The $$$i$$$-th of the following $$$n$$$ lines contains two integers $$$p_i$$$ and $$$w_i$$$ ($$$1 \leq p_i \leq 100$$$, $$$1 \leq w_i, p_i \cdot w_i \leq 2 \cdot 10^5$$$) — the probability of winning and the size of the winnings in the $$$i$$$-th game.

Output

Output a single number — the maximum expected value of winnings in the casino that can be obtained by choosing some subset of games.

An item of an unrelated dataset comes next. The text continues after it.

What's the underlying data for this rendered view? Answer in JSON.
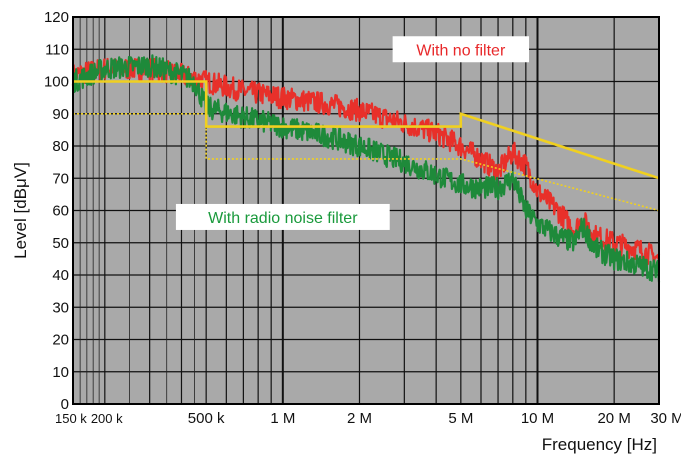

Your answer will be accepted if the relative or absolute error does not exceed $$$10^{-6}$$$. Formally, if $$$a$$$ is your answer and $$$b$$$ is the jury's answer, it will be accepted if $$$\frac{|a-b|}{\max(b, 1)} \le 10^{-6}$$$.

Examples
Input
3
80 80
70 100
50 200
Output
112.00000000
Input
2
100 1
100 1
Output
2.00000000
Input
4
1 100
2 1000
2 100
3 1
Output
20.00000000
Input
5
34 804
78 209
99 191
61 439
90 79
Output
395.20423800
Note

In the first example, you can choose the first and third games. In this case, the expected value of winnings will be $$$\left(\frac{p_1}{100}\cdot \frac{p_3}{100}\right) \cdot (w_1 + w_3) = \left(\frac{80}{100}\cdot \frac{50}{100}\right) \cdot (80 + 200) = 112$$$.

In the second example, you can choose the first and second games. In this case, the expected value of winnings will be $$$\left(\frac{p_1}{100}\cdot \frac{p_2}{100}\right) \cdot (w_1 + w_2) = \left(\frac{100}{100}\cdot \frac{100}{100}\right) \cdot (1 + 1) = 2$$$.

In the third example, you can choose only the second game. In this case, the expected value of winnings will be $$$\frac{p_2}{100} \cdot w_2 = \frac{2}{100} \cdot 1000 = 20$$$.